Wanneer de vorklift een container op zijn weg tegenkomt, zal het manoeuvreren met meer voorzichtigheid moeten gebeuren. Hij zal met andere woorden op basis van een voorspellende regeling bewegen, in functie van het voertuigmodel (model-predictive control). Model-predictive control berekent quasi in real-time wat de kans op een botsing is en welke snelheid dan aangewezen is. Van Nunen: “Dit gebeurt met polynomen. Dit zijn wiskundige functies waarbij we aan de hand van optimale parameters het nieuwe traject berekenen. Dat hangt af van de toepassing. Voor de grasrobots bijvoorbeeld is het uitgangspunt om het vooraf ingestelde pad zo goed mogelijk te volgen. De kwaliteit van het maaien primeert. In een productie-omgeving is het dan weer zaak om tijdsverlies te minimaliseren. Daar ligt de nadruk dus op zo snel mogelijk op de eindbestemming geraken.”

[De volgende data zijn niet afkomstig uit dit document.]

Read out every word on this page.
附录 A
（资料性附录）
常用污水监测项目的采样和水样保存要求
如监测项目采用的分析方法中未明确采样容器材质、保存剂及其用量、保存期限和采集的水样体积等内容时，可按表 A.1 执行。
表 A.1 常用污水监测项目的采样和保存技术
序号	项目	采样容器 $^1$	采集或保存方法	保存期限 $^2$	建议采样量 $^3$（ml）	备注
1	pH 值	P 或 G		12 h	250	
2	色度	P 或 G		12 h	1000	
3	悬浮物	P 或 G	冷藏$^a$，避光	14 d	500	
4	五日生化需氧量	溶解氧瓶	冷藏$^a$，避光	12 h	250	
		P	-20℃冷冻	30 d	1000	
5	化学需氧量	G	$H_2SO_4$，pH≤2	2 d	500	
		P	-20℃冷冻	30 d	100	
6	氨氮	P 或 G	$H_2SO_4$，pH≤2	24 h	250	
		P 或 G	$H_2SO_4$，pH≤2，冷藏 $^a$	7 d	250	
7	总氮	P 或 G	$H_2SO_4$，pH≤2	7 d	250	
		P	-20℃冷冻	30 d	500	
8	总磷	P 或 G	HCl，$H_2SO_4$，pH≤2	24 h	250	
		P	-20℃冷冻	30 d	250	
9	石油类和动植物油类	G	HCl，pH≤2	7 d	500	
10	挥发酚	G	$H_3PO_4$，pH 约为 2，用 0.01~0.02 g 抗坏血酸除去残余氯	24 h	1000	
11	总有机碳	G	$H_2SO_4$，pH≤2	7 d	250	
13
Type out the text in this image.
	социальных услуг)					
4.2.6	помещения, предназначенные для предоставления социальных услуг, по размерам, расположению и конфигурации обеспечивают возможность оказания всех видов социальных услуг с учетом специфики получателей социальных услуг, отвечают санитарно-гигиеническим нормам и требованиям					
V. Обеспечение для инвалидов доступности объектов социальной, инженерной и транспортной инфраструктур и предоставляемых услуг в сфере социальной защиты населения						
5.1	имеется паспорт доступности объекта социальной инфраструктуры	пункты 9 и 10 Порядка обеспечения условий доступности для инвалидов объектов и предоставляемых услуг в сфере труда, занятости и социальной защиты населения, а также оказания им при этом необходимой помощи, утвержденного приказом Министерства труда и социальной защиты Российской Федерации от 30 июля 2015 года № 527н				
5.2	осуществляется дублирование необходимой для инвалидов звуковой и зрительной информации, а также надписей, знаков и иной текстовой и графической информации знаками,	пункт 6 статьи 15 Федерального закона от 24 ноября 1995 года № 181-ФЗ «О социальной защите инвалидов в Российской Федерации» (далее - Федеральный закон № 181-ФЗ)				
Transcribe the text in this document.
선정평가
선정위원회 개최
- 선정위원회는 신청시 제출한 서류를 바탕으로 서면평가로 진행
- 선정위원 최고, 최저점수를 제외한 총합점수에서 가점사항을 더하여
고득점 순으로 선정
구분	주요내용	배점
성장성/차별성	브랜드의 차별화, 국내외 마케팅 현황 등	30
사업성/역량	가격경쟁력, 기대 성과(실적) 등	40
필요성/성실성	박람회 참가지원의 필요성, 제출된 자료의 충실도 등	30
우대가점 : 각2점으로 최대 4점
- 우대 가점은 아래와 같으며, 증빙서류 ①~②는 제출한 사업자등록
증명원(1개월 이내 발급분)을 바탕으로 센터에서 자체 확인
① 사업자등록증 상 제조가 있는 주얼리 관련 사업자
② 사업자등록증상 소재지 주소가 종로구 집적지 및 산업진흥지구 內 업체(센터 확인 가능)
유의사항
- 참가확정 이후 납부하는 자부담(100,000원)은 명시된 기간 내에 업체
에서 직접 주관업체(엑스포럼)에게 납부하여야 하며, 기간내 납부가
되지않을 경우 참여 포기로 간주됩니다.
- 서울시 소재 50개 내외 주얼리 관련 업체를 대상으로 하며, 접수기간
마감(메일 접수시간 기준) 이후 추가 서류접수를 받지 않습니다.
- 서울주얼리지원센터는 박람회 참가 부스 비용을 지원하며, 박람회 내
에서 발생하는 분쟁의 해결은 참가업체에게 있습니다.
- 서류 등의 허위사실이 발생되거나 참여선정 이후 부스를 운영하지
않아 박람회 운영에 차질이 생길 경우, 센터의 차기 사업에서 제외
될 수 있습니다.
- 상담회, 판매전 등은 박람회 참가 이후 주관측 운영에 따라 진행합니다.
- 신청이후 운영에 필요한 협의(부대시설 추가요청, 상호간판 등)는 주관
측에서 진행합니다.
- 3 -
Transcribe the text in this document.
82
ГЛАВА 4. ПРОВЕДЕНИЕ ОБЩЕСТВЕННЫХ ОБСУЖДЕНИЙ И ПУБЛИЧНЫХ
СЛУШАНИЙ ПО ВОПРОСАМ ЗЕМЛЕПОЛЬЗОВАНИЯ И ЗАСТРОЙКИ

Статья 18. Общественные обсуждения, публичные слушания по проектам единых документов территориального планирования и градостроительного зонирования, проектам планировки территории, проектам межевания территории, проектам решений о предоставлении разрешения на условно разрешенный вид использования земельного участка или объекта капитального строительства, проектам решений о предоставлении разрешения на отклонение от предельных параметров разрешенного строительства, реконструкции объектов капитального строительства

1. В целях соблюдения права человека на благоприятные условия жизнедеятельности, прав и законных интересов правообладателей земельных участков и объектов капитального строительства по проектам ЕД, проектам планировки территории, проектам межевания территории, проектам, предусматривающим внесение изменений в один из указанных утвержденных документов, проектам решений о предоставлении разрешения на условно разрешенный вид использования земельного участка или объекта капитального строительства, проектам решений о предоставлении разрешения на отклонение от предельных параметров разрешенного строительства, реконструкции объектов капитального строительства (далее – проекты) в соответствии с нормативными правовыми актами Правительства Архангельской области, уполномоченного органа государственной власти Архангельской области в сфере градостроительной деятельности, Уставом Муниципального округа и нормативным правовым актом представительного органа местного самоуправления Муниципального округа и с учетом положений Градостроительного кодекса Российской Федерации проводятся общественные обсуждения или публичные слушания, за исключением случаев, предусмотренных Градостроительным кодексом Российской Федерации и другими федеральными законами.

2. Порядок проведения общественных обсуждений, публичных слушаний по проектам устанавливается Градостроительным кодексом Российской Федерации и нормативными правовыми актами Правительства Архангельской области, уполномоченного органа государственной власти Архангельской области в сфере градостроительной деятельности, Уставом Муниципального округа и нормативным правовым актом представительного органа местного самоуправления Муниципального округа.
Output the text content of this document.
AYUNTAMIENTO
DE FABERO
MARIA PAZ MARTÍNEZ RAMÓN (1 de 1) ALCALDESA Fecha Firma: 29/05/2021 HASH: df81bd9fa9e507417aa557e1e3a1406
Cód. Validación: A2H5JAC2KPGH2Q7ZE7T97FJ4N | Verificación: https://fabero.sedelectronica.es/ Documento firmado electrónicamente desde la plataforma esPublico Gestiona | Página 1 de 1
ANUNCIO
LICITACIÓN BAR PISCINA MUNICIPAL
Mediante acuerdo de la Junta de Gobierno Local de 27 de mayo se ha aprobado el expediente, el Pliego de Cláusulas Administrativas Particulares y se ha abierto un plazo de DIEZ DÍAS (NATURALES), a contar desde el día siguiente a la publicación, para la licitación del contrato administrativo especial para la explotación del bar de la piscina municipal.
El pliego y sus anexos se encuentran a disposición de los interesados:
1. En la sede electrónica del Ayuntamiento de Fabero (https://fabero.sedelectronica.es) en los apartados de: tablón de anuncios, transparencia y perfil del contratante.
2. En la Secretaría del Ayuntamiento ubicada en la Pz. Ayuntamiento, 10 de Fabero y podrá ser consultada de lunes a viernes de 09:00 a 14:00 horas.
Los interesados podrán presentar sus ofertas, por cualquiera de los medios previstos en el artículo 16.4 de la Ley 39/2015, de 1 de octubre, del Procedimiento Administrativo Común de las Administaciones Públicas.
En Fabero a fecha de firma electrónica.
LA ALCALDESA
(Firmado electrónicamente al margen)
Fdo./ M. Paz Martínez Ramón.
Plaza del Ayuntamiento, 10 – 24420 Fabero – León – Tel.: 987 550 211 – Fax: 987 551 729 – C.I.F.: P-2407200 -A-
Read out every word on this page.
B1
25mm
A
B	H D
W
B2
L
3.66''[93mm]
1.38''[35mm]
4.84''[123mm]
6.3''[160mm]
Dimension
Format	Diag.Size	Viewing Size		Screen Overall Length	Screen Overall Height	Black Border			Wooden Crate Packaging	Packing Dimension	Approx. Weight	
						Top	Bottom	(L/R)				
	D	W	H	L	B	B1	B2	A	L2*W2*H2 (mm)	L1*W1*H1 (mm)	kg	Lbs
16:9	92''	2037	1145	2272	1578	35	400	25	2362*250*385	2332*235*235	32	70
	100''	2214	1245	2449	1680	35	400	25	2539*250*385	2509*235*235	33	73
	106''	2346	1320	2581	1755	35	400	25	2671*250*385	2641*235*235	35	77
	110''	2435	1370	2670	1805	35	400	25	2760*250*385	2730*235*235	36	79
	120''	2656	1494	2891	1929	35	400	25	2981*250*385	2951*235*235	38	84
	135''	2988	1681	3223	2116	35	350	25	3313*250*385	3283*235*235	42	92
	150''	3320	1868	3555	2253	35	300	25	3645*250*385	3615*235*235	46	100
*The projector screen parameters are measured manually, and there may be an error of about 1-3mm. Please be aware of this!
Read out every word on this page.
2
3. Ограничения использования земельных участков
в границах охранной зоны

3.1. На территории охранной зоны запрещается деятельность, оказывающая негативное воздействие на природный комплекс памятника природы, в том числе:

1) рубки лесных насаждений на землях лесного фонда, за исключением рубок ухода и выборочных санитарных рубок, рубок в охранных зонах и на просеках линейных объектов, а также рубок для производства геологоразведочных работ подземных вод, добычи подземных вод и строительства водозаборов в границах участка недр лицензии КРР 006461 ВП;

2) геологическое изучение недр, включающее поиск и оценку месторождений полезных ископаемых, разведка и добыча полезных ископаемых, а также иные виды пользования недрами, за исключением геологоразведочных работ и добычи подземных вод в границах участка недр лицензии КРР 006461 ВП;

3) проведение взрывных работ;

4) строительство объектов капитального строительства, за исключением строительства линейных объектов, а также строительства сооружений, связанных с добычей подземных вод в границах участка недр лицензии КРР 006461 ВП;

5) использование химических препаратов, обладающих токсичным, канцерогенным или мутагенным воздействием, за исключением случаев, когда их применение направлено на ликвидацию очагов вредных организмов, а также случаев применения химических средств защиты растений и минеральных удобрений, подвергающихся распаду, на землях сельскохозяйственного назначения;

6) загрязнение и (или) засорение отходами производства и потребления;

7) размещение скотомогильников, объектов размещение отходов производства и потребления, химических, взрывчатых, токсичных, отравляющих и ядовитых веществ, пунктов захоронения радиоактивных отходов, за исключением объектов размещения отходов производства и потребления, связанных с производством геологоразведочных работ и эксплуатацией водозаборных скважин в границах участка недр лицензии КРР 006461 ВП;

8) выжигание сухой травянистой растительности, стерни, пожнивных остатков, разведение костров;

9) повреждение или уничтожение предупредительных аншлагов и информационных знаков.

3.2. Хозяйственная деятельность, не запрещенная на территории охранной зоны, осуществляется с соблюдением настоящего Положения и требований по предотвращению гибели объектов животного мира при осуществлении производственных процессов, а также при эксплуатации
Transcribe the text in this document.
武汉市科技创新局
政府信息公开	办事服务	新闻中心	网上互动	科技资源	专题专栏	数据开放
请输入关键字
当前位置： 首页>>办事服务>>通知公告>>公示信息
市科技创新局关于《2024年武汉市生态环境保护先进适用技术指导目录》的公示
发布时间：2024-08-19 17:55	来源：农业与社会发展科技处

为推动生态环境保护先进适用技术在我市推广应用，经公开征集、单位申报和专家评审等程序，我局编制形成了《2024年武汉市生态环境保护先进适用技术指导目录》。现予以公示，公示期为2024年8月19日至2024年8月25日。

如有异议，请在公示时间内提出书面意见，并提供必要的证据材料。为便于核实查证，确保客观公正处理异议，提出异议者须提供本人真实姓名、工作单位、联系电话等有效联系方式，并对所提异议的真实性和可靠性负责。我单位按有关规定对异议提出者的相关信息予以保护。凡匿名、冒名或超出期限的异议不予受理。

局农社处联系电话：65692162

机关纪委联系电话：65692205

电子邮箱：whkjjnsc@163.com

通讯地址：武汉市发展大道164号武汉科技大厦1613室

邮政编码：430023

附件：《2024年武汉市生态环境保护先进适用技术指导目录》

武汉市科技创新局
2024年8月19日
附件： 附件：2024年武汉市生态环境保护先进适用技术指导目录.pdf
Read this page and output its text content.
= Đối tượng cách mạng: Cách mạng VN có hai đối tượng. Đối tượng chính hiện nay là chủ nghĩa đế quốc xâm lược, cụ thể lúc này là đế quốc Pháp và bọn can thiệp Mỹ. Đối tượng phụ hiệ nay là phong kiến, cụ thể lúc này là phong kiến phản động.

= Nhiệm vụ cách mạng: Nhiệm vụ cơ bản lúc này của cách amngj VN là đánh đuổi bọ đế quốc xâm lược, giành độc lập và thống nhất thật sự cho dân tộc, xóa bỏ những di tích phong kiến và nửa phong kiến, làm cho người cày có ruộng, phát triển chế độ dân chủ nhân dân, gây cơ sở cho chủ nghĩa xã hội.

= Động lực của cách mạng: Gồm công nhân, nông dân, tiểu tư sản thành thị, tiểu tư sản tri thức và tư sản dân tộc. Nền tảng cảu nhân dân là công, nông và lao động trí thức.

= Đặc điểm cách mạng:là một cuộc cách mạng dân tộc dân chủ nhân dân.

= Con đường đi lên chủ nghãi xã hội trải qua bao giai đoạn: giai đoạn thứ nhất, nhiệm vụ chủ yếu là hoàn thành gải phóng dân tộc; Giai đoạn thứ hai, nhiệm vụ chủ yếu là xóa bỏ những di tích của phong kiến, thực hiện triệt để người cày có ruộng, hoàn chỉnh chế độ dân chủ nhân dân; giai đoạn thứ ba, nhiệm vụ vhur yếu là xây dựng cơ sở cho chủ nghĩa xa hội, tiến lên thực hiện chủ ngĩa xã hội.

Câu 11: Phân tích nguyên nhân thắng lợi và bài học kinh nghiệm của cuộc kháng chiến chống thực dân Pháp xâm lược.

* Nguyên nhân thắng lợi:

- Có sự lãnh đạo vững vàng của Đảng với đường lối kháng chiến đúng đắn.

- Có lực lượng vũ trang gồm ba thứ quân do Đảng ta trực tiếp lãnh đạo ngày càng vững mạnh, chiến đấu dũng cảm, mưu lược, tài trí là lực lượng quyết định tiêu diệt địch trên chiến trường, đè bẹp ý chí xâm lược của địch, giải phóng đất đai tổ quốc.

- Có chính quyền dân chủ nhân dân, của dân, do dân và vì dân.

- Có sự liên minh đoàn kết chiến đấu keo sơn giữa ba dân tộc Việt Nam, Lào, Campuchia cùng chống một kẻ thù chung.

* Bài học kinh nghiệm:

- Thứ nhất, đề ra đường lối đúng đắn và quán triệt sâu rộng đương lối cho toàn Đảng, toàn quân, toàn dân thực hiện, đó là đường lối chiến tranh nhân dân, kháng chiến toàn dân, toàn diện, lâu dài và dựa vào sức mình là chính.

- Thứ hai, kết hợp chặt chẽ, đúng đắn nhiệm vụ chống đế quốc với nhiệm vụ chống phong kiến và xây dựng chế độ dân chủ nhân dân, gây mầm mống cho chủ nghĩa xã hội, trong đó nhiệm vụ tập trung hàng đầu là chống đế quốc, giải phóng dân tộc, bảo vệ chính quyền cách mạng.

Om autonoom rijden en obstakels vermijden tot een goed einde te brengen, moet er een enorme stroom aan data verwerkt worden. Dat vergt zeer veel rekenkracht van de processor. De vorklift moet in eerste instantie zijn omgeving kunnen interpreteren. “Daar gebruiken we ook sensorfusie voor. We brengende omgeving met lidar-sensoren in kaart. Deze data combineren we met beelden van de camera. Die gecombineerde data wordt geïnterpreteerd om de omgeving te mappen”, weet van Nunen. Met de locatie van de vorklift wordt vervolgens het traject berekend. Al deze software draait op een open platform (bestaande uit een Nvidia Drive platform en een Intel i7 computer). “Tijdens het onderzoek hebben we verschillende algoritmes ontwikkeld om die trajecten uit te stippelen. Robuuste, zelflerende algoritmes optimaliseren zich continu. Daarmee is het ook mogelijk om de vorklift te leren om achteruit te rijden. Zo verhogen we de flexibiliteit van de toepassing nog verder.”
Van Nunen is bijzonder tevreden over het bereikte resultaat. “We zijn erin geslaagd om een flexibele oplossing te ontwikkelen om automatisch obstakels in nauwe gangen (vanaf 0,2 m aan weerszijden) te passeren, indien nodig ook door achteruit te manoeuvreren. Door de ingebouwde snelheidsregeling kan dat op een bijzonder efficiënte, maar altijd veilige manier gebeuren. En voor verschillende voertuigtypes. In een volgend project samen met het Vlaams Instituut voor Logistiek willen we onderzoeken hoe we verschillende types van containers autonoom kunnen optillen om automatisch afval op te halen in grote bedrijven. Daarnaast willen we er ook buiten mee kunnen werken, waar sensoren aan hogere eisen blootgesteld worden en waar het wegdek er niet altijd even egaal bijligt.”
Flanders Make voert hoogtechnologisch onderzoek voor en met kmo’s en grote bedrijven. Dat draagt bij tot concrete product- en productie-innovaties in de voertuigindustrie, de machinebouw en productie-omgevingen. Het onderzoek naar autonome obstakelvermijding voor logistiek kadert in een Interdisciplinair Coöperatief Onderzoeksproject samen met partners Bekaert (zij maken gebruik van autonome vorkliften om spoelen op te halen), Kobi (zij bieden oplossingen aan voor automatische grasmaaiers), Octinion (zij ontwikkelen onder meer autonome aardbeiplukrobots) en Siemens (zij werken aan simulatiesoftware). Bedrijven werken in dergelijke precompetitieve onderzoeksprojecten samen aan een oplossing voor een gedeelde technologische uitdaging. Na afloop gaat elke partner met de technologie aan de slag voor de eigen toepassing. Flanders Make bestaat uit drie co-creatiecentra, de Vlaamse dronefederatie EUKA en labo’s bij de vijf Vlaamse universiteiten.